Sent this way..difficult child has moved back in..

A

aWillowBreeze

Guest
I posted an intro on the general section and was directed this way for parents with 18+ difficult child's..(he just turned 18 in late June) I'm copy/pasting the a paragraph here followed by a short update for those who may not have seen my intro..and then i'll be hopping on board learning about others situations so i can properly participate in other threads..

Most recent situation.. My son has no diploma, no job, no car, lost his license. I've worked hard with the school & my schedule to arrange for my son to attend night "rescue classes". I offered all transportation from his bio-dads home to school and back,even clothing, food..etc It would only be 4 hrs,3 nights a week and he could have a diploma by the holidays. He has faked sick and refused to go to the 1st 3 classes. He asked for $15 to go to the Dr. yesterday (he needs the excuse if he wants to be allowed to continue the program). I offered him a check made out to the Dr. and he essentially refused it by trying to claim the Dr. would not take a check and why was i "being like that" . Our son has only been in the Ex's current home for 3 wks and he's already recieved 3 calls from the landlord with complaints. I was informed last night he would be kicking him out this weekend. My ex was evicted from his last apt. due to our son's behavior just a couple months ago..so i admit i understand his position on this particular subject. I have been in tears this morning with this knowledge and the all too common sinking feeling that you just don't know where or what my son will do next..

Update..difficult child's bio-father wasted no time.
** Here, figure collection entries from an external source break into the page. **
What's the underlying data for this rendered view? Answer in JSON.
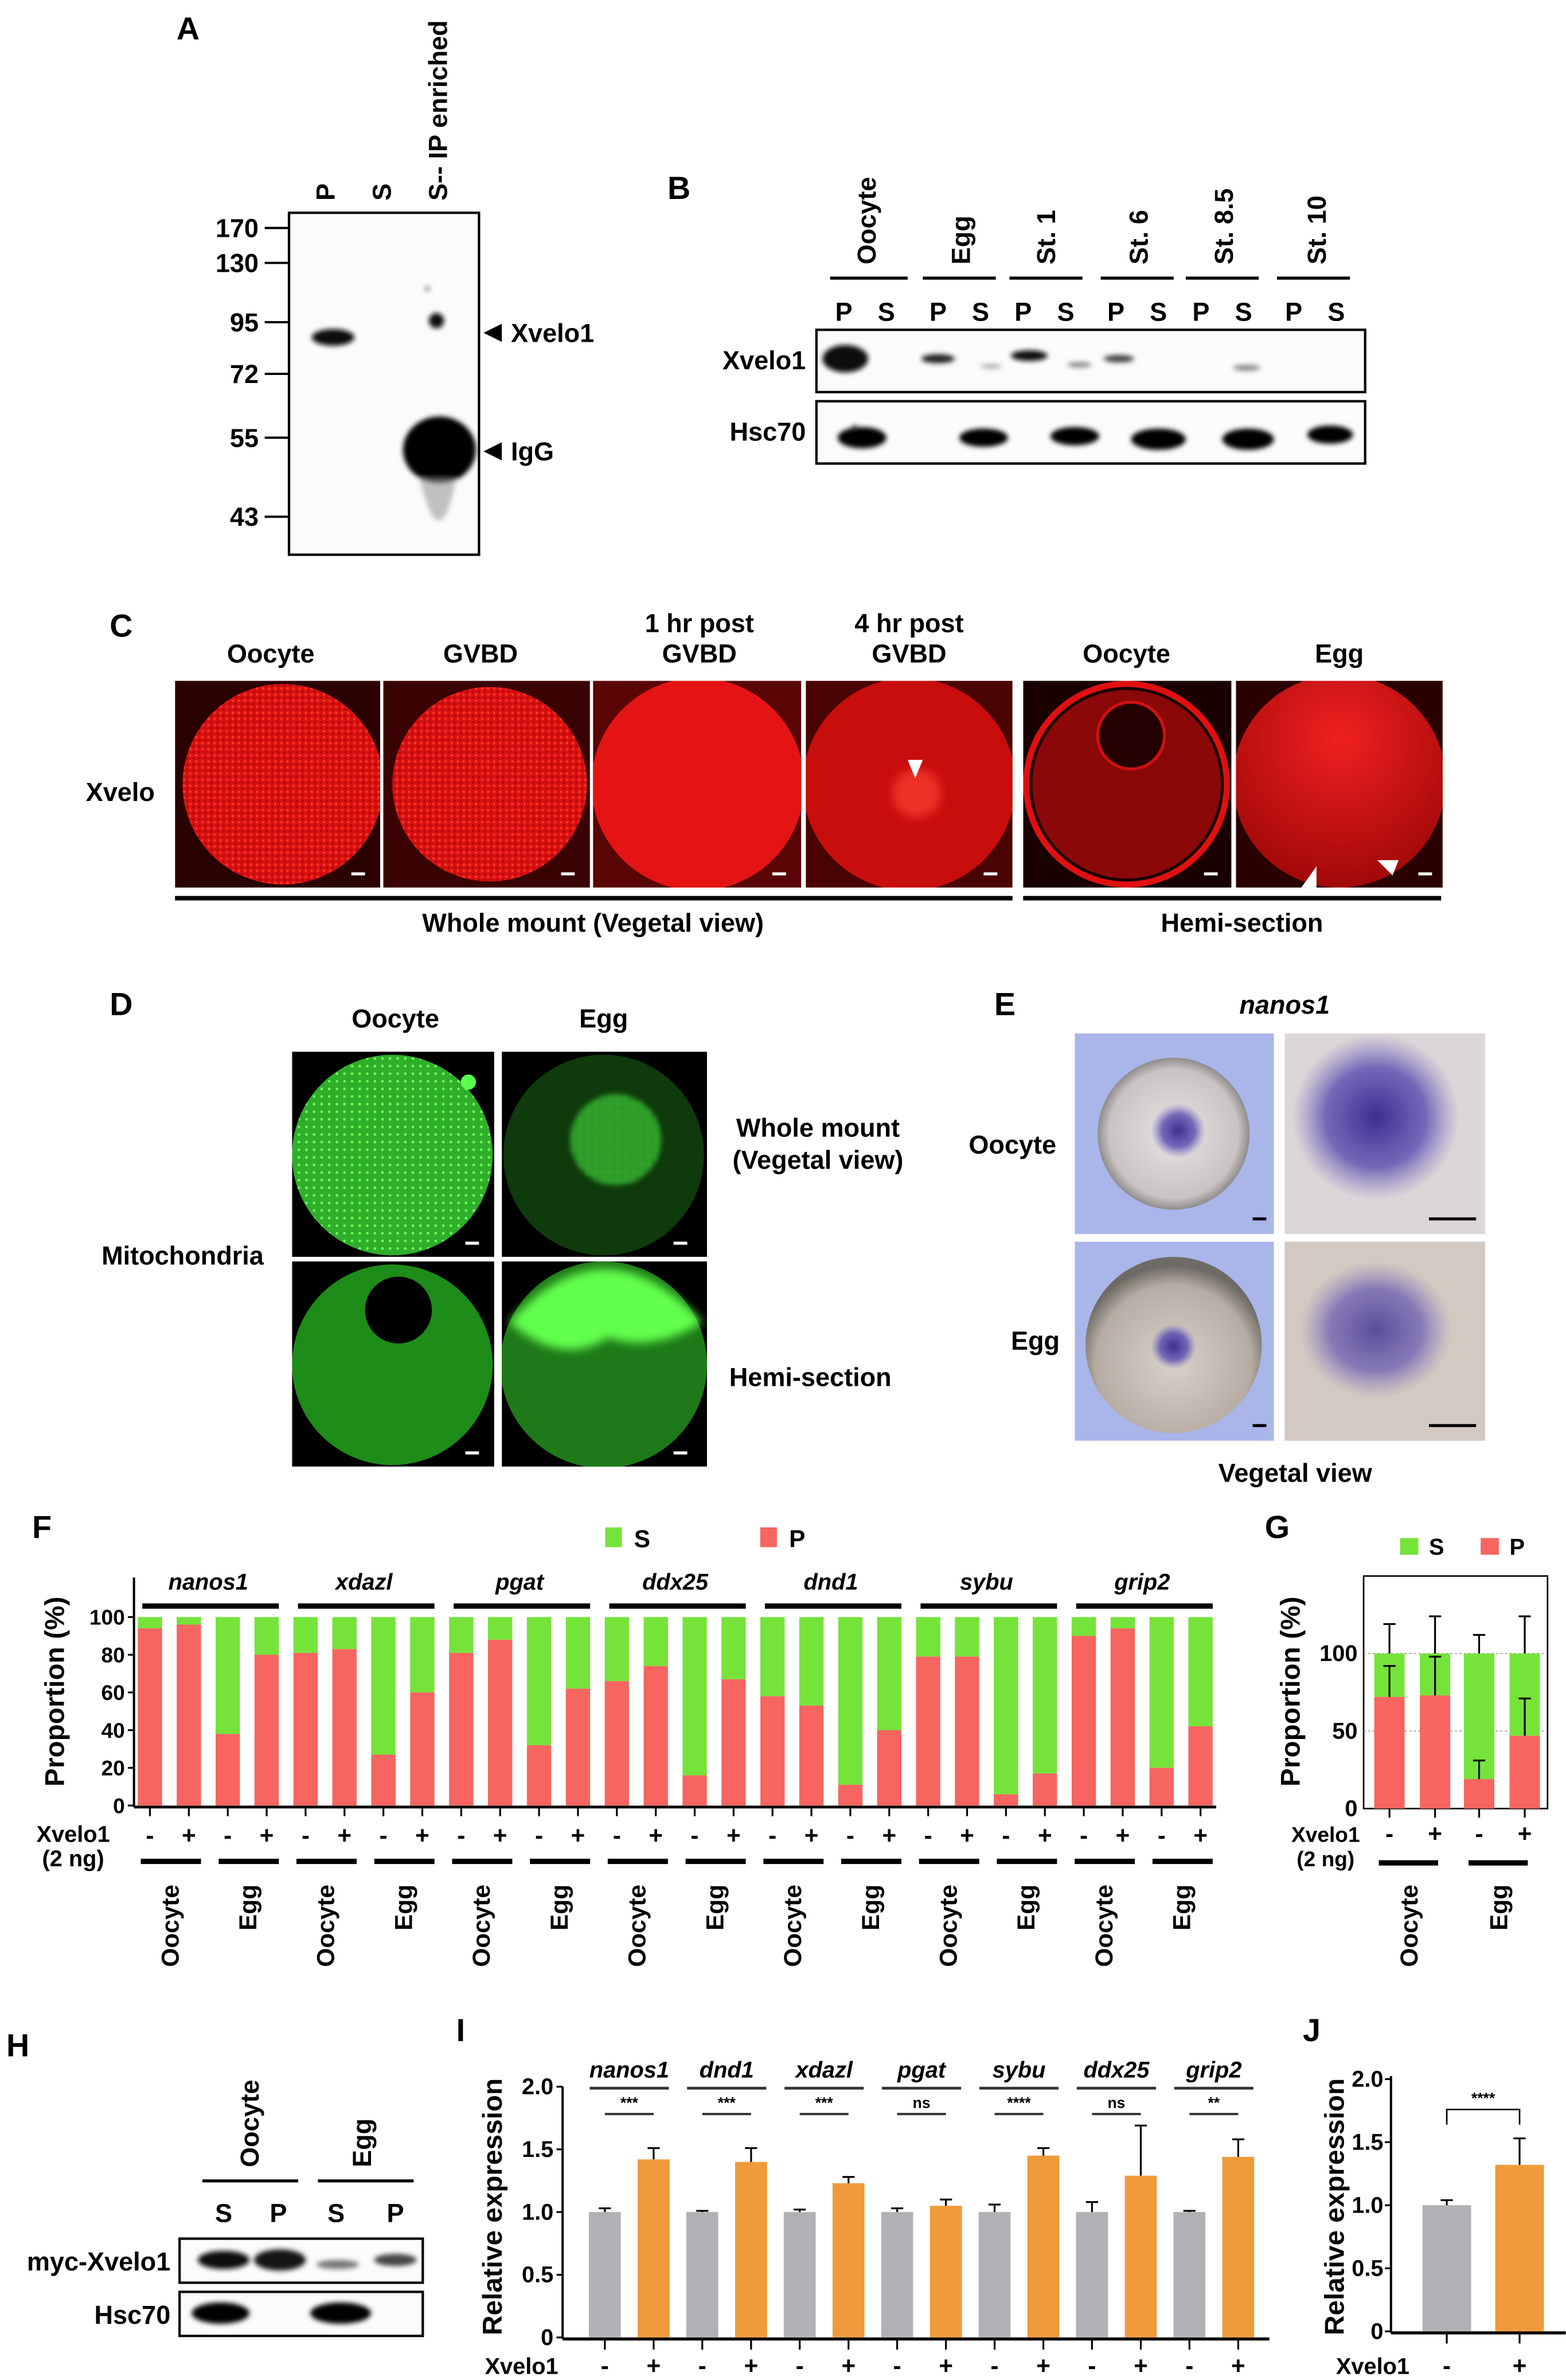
{
  "figure": {
    "A": {
      "label": "A",
      "lanes": [
        "P",
        "S",
        "S-- IP enriched"
      ],
      "mw_markers": [
        "170",
        "130",
        "95",
        "72",
        "55",
        "43"
      ],
      "arrow_labels": [
        "Xvelo1",
        "IgG"
      ]
    },
    "B": {
      "label": "B",
      "stages": [
        "Oocyte",
        "Egg",
        "St. 1",
        "St. 6",
        "St. 8.5",
        "St. 10"
      ],
      "fractions": [
        "P",
        "S"
      ],
      "rows": [
        "Xvelo1",
        "Hsc70"
      ]
    },
    "C": {
      "label": "C",
      "headers": [
        [
          "Oocyte"
        ],
        [
          "GVBD"
        ],
        [
          "1 hr post",
          "GVBD"
        ],
        [
          "4 hr post",
          "GVBD"
        ],
        [
          "Oocyte"
        ],
        [
          "Egg"
        ]
      ],
      "row_label": "Xvelo",
      "captions": [
        "Whole mount (Vegetal view)",
        "Hemi-section"
      ],
      "stain_color": "#e01010"
    },
    "D": {
      "label": "D",
      "headers": [
        "Oocyte",
        "Egg"
      ],
      "row_label": "Mitochondria",
      "side_labels": [
        "Whole mount",
        "(Vegetal view)",
        "Hemi-section"
      ],
      "stain_color": "#3fd43a"
    },
    "E": {
      "label": "E",
      "gene": "nanos1",
      "row_labels": [
        "Oocyte",
        "Egg"
      ],
      "caption": "Vegetal view"
    },
    "H": {
      "label": "H",
      "conditions": [
        "Oocyte",
        "Egg"
      ],
      "fractions": [
        "S",
        "P"
      ],
      "rows": [
        "myc-Xvelo1",
        "Hsc70"
      ]
    }
  },
  "chart_data": [
    {
      "panel": "F",
      "type": "bar",
      "stacked": true,
      "genes": [
        "nanos1",
        "xdazl",
        "pgat",
        "ddx25",
        "dnd1",
        "sybu",
        "grip2"
      ],
      "conditions": [
        "Oocyte",
        "Egg"
      ],
      "treatment_label": [
        "Xvelo1",
        "(2 ng)"
      ],
      "treatment_levels": [
        "-",
        "+"
      ],
      "ylabel": "Proportion (%)",
      "ylim": [
        0,
        100
      ],
      "yticks": [
        "0",
        "20",
        "40",
        "60",
        "80",
        "100"
      ],
      "legend": [
        {
          "name": "S",
          "color": "#76e33b"
        },
        {
          "name": "P",
          "color": "#f6655f"
        }
      ],
      "legend_position": "top",
      "series": [
        {
          "name": "P",
          "values": [
            94,
            96,
            38,
            80,
            81,
            83,
            27,
            60,
            81,
            88,
            32,
            62,
            66,
            74,
            16,
            67,
            58,
            53,
            11,
            40,
            79,
            79,
            6,
            17,
            90,
            94,
            20,
            42
          ]
        },
        {
          "name": "S",
          "values": [
            6,
            4,
            62,
            20,
            19,
            17,
            73,
            40,
            19,
            12,
            68,
            38,
            34,
            26,
            84,
            33,
            42,
            47,
            89,
            60,
            21,
            21,
            94,
            83,
            10,
            6,
            80,
            58
          ]
        }
      ]
    },
    {
      "panel": "G",
      "type": "bar",
      "stacked": true,
      "categories": [
        "Oocyte -",
        "Oocyte +",
        "Egg -",
        "Egg +"
      ],
      "conditions": [
        "Oocyte",
        "Egg"
      ],
      "treatment_label": [
        "Xvelo1",
        "(2 ng)"
      ],
      "treatment_levels": [
        "-",
        "+",
        "-",
        "+"
      ],
      "ylabel": "Proportion (%)",
      "ylim": [
        0,
        150
      ],
      "yticks": [
        "0",
        "50",
        "100"
      ],
      "legend": [
        {
          "name": "S",
          "color": "#76e33b"
        },
        {
          "name": "P",
          "color": "#f6655f"
        }
      ],
      "series": [
        {
          "name": "P",
          "values": [
            72,
            73,
            19,
            47
          ],
          "error_top": [
            92,
            98,
            31,
            71
          ]
        },
        {
          "name": "S",
          "values": [
            28,
            27,
            81,
            53
          ],
          "error_top": [
            119,
            124,
            112,
            124
          ]
        }
      ]
    },
    {
      "panel": "I",
      "type": "bar",
      "genes": [
        "nanos1",
        "dnd1",
        "xdazl",
        "pgat",
        "sybu",
        "ddx25",
        "grip2"
      ],
      "treatment_label": "Xvelo1",
      "treatment_levels": [
        "-",
        "+"
      ],
      "ylabel": "Relative expression",
      "ylim": [
        0,
        2.0
      ],
      "yticks": [
        "0",
        "0.5",
        "1.0",
        "1.5",
        "2.0"
      ],
      "colors": {
        "minus": "#b1b0b4",
        "plus": "#ef9a3b"
      },
      "series": [
        {
          "level": "-",
          "values": [
            1.0,
            1.0,
            1.0,
            1.0,
            1.0,
            1.0,
            1.0
          ],
          "error_top": [
            1.03,
            1.01,
            1.02,
            1.03,
            1.06,
            1.08,
            1.01
          ]
        },
        {
          "level": "+",
          "values": [
            1.42,
            1.4,
            1.23,
            1.05,
            1.45,
            1.29,
            1.44
          ],
          "error_top": [
            1.51,
            1.51,
            1.28,
            1.1,
            1.51,
            1.69,
            1.58
          ]
        }
      ],
      "significance": [
        "***",
        "***",
        "***",
        "ns",
        "****",
        "ns",
        "**"
      ]
    },
    {
      "panel": "J",
      "type": "bar",
      "treatment_label": "Xvelo1",
      "treatment_levels": [
        "-",
        "+"
      ],
      "ylabel": "Relative expression",
      "ylim": [
        0,
        2.0
      ],
      "yticks": [
        "0",
        "0.5",
        "1.0",
        "1.5",
        "2.0"
      ],
      "colors": {
        "minus": "#b1b0b4",
        "plus": "#ef9a3b"
      },
      "values": [
        1.0,
        1.32
      ],
      "error_top": [
        1.04,
        1.53
      ],
      "significance": "****"
    }
  ]
}
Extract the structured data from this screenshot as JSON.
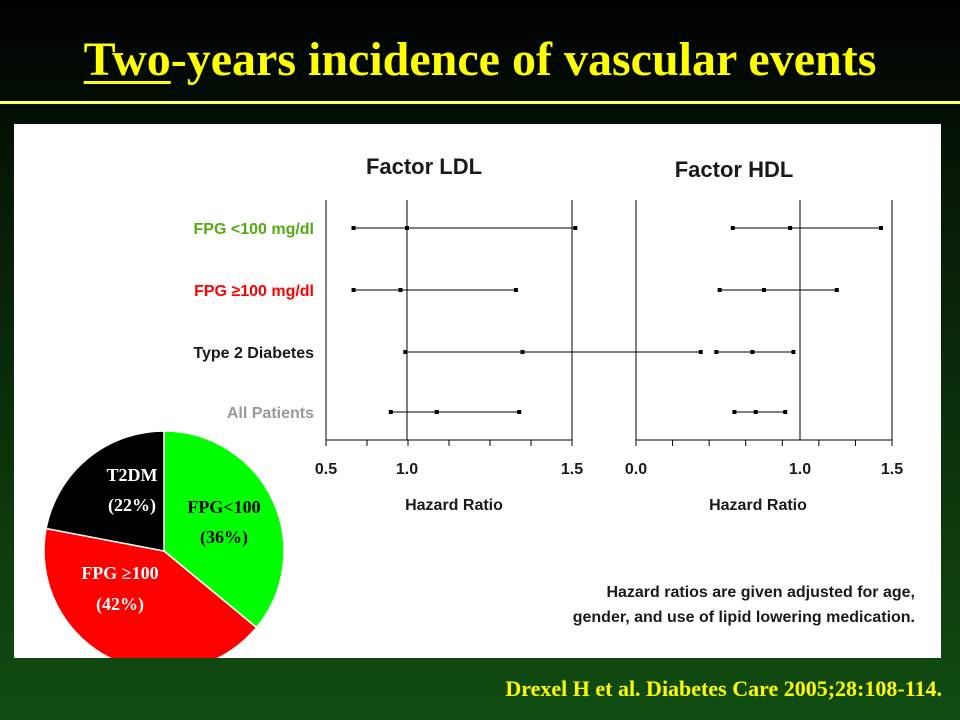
{
  "title": {
    "part_underlined": "Two",
    "part_rest": "-years incidence of vascular events"
  },
  "citation": "Drexel H et al. Diabetes Care 2005;28:108-114.",
  "footnote": {
    "line1": "Hazard ratios are given adjusted for age,",
    "line2": "gender, and use of lipid lowering medication."
  },
  "colors": {
    "title": "#ffff00",
    "fpg_lt_100": "#55aa11",
    "fpg_ge_100": "#ff0000",
    "type2_diabetes": "#1a1a1a",
    "all_patients": "#999999",
    "pie_green": "#00ff00",
    "pie_red": "#ff0000",
    "pie_black": "#000000"
  },
  "chart_data": [
    {
      "type": "forest",
      "title": "Factor LDL",
      "xlabel": "Hazard Ratio",
      "x_tick_labels": [
        "0.5",
        "1.0",
        "1.5"
      ],
      "xlim": [
        0.5,
        1.5
      ],
      "reference_line": 1.0,
      "rows": [
        {
          "label": "FPG <100 mg/dl",
          "estimate": 1.0,
          "ci": [
            0.67,
            1.51
          ]
        },
        {
          "label": "FPG ≥100 mg/dl",
          "estimate": 0.96,
          "ci": [
            0.67,
            1.33
          ]
        },
        {
          "label": "Type 2 Diabetes",
          "estimate": 1.35,
          "ci": [
            0.99,
            1.89
          ]
        },
        {
          "label": "All Patients",
          "estimate": 1.09,
          "ci": [
            0.9,
            1.34
          ]
        }
      ]
    },
    {
      "type": "forest",
      "title": "Factor HDL",
      "xlabel": "Hazard Ratio",
      "x_tick_labels": [
        "0.0",
        "1.0",
        "1.5"
      ],
      "xlim": [
        0.0,
        1.5
      ],
      "reference_line": 1.0,
      "rows": [
        {
          "label": "FPG <100 mg/dl",
          "estimate": 0.94,
          "ci": [
            0.59,
            1.44
          ]
        },
        {
          "label": "FPG ≥100 mg/dl",
          "estimate": 0.78,
          "ci": [
            0.51,
            1.2
          ]
        },
        {
          "label": "Type 2 Diabetes",
          "estimate": 0.71,
          "ci": [
            0.49,
            0.96
          ]
        },
        {
          "label": "All Patients",
          "estimate": 0.73,
          "ci": [
            0.6,
            0.91
          ]
        }
      ]
    },
    {
      "type": "pie",
      "slices": [
        {
          "label": "FPG<100",
          "pct_label": "(36%)",
          "value": 36,
          "color": "#00ff00"
        },
        {
          "label": "FPG ≥100",
          "pct_label": "(42%)",
          "value": 42,
          "color": "#ff0000"
        },
        {
          "label": "T2DM",
          "pct_label": "(22%)",
          "value": 22,
          "color": "#000000"
        }
      ]
    }
  ],
  "row_labels": [
    "FPG <100 mg/dl",
    "FPG ≥100 mg/dl",
    "Type 2 Diabetes",
    "All Patients"
  ]
}
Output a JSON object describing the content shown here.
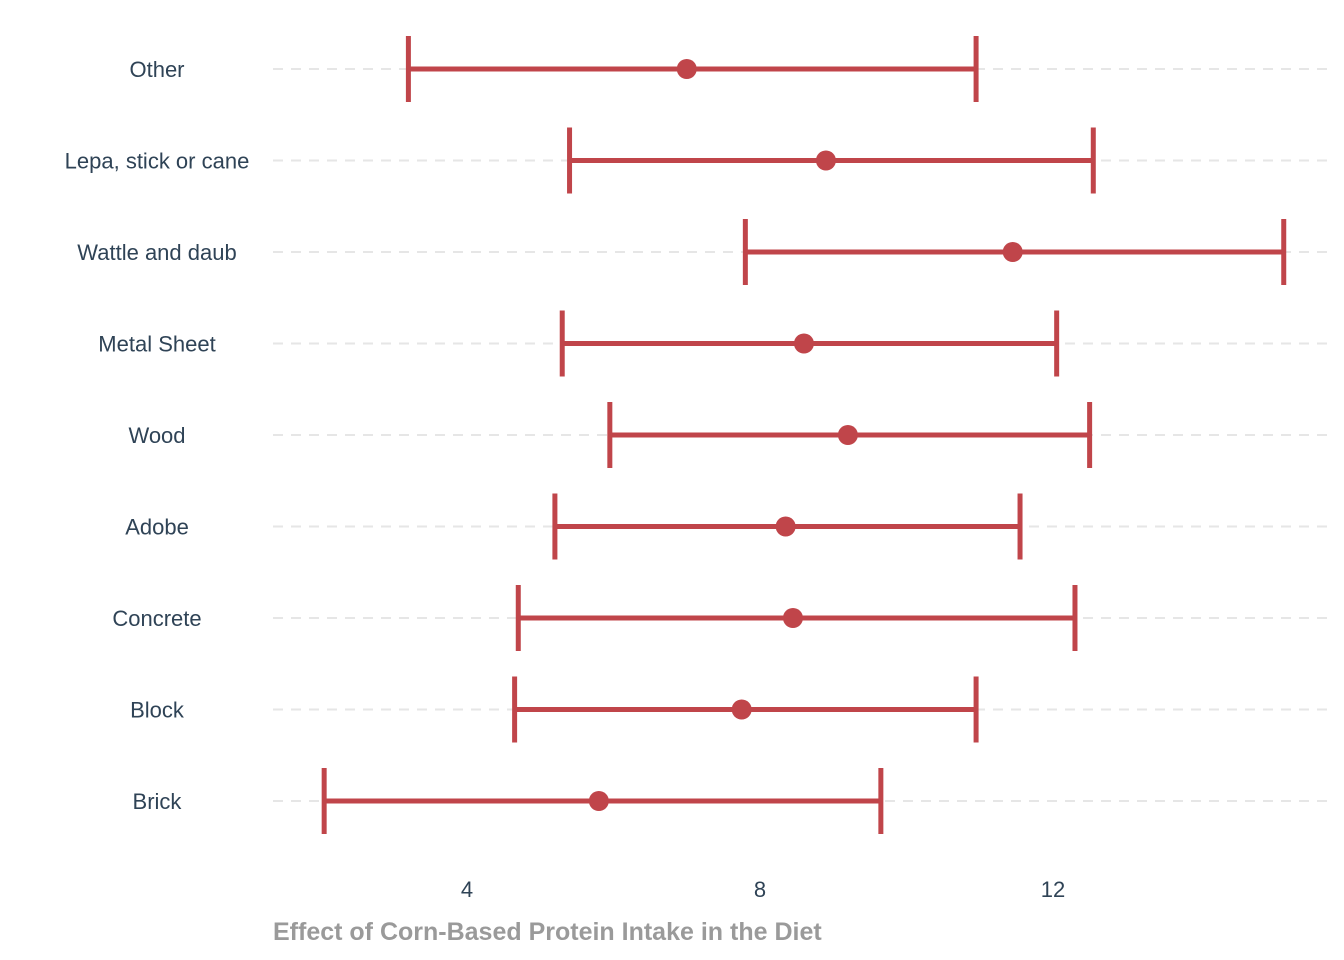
{
  "chart_data": {
    "type": "errorbar",
    "xlabel": "Effect of Corn-Based Protein Intake in the Diet",
    "ylabel": "",
    "xlim": [
      1.4,
      15.9
    ],
    "xticks": [
      4,
      8,
      12
    ],
    "grid": "horizontal dashed",
    "legend": "none",
    "color": "#c0454a",
    "categories": [
      "Other",
      "Lepa, stick or cane",
      "Wattle and daub",
      "Metal Sheet",
      "Wood",
      "Adobe",
      "Concrete",
      "Block",
      "Brick"
    ],
    "estimates": [
      7.0,
      8.9,
      11.45,
      8.6,
      9.2,
      8.35,
      8.45,
      7.75,
      5.8
    ],
    "lower": [
      3.2,
      5.4,
      7.8,
      5.3,
      5.95,
      5.2,
      4.7,
      4.65,
      2.05
    ],
    "upper": [
      10.95,
      12.55,
      15.15,
      12.05,
      12.5,
      11.55,
      12.3,
      10.95,
      9.65
    ]
  }
}
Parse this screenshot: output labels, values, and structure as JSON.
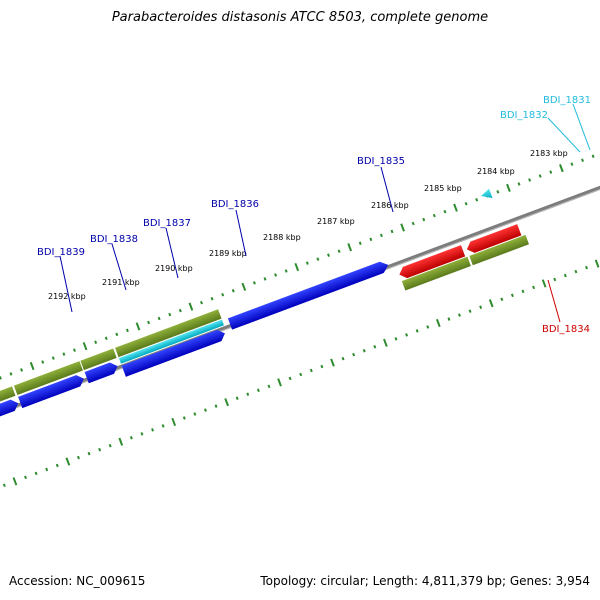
{
  "title": "Parabacteroides distasonis ATCC 8503, complete genome",
  "footer": {
    "accession": "Accession: NC_009615",
    "summary": "Topology: circular; Length: 4,811,379 bp; Genes: 3,954"
  },
  "colors": {
    "backbone": "#808080",
    "tick": "#2e8b2e",
    "gene_olive": "#6b8e23",
    "cds_blue": "#0000ee",
    "cds_red": "#ee0000",
    "cds_cyan": "#00c8dc",
    "label_blue": "#0000aa",
    "label_red": "#cc0000",
    "label_cyan": "#22bbdd"
  },
  "kbp_ticks": [
    "2183 kbp",
    "2184 kbp",
    "2185 kbp",
    "2186 kbp",
    "2187 kbp",
    "2188 kbp",
    "2189 kbp",
    "2190 kbp",
    "2191 kbp",
    "2192 kbp"
  ],
  "gene_labels": [
    {
      "name": "BDI_1831",
      "color": "cyan"
    },
    {
      "name": "BDI_1832",
      "color": "cyan"
    },
    {
      "name": "BDI_1834",
      "color": "red"
    },
    {
      "name": "BDI_1835",
      "color": "blue"
    },
    {
      "name": "BDI_1836",
      "color": "blue"
    },
    {
      "name": "BDI_1837",
      "color": "blue"
    },
    {
      "name": "BDI_1838",
      "color": "blue"
    },
    {
      "name": "BDI_1839",
      "color": "blue"
    }
  ]
}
Got a call Friday. at 11am

Me: Hello
difficult child: Hey,I'm moving back in with you..I'm getting kicked out. (followed by his version of explanations)
Me: well you know we have stricter rules here than there and they will be enforced if you come home..
difficult child: yea I know..i can't talk about that right now..I'll be there by midnight or text you if i stay with my friend..we can talk about the rules and all tomorrow.

bio-dad apparently did not realize there were extra keys so telling difficult child not to come back to the home unless he was there or I was with him to get his things really didn't matter.. difficult child seemingly decided to have a last hurrah with buddies that evening causing another call to the landlord.. Bio-dad called me Saturday and was furious..luckily for him the landlord is giving him a chance,having the locks replaced at bio-dads expense and with the understanding difficult child will no longer be there...

difficult child is here now..but i dont expect peace for long as i doubt he will want to follow our rules such as : he MUST attend rescue classes for diploma, GED classes or have a job..18 or not..while here he will have a curfew. No license = no driving our vehicles..period! we shouldn't have to hide keys so if he's caught driving one of our vehicles he WILL be charged. If he's caught lying about his whereabouts, stealing $ or etc's..he's out. We had provided him a cell phone for months to assist us in making schedule arrangements to help get him to previous court dates/school etc..but we're at the end of our "helping rope" If he's kicked out this time the phone will be cut off , transportation or any other help we've offered in the past will no longer be available.

Today has been quite nice..but tomorrow once my girls are in school ( just in case there is drama ) he will be sat down and get the full understanding of whats expected and over the course of the next week we will see quickly how willing he is or isn't to comply.

Looking forward to exchanging support ,questions and advice with everyone here.. ((hugs to all))
 

katya02

Solace
Just wanted to say hi and welcome ... and sorry you're in such a tough situation. My brain isn't firing on all cylinders after a week of no sleep, so will leave coherent suggestions
and thoughts to others - you will get lots of great advice from great people here.
 

CrazyinVA

Well-Known Member
Staff member
Welcome to PE.. there are many of us here that have "been there done that" with having to evict our adult "children." It's really painful, but necessary sometimes.

It sounds like you've got your ducks in a row here, I'm sorry it's come to this though. The only other thing I can suggest is to be sure you have a specific plan in place for *when* you have to kick him out, i.e., giving him a list of resources, driving him to a shelter, changing locks etc.
 

Mom2oddson

Active Member
Welcome! Sorry you have to be here. This is a great place to be because everyone here understands what you are going through. It's not easy. My son is couch surfing with different friends. He refuses to get an education, even when we offered to pay for his GED. In his words "I'm going to do my own thing for a while". And so we let him. We do provide him with a cell phone. It has unlimited text messages (a good thing since he averages over 3,000 a month) plus a data package that he doesn't know about. He understands that if he causes extra charges that it will be turned off until he pays for the overages. It only took turning it off once for him to get that we are serious. The only reason we keep him in a cell-phone is because husband needs to know that there is a way to touch base.

Good luck and we will always be here for support.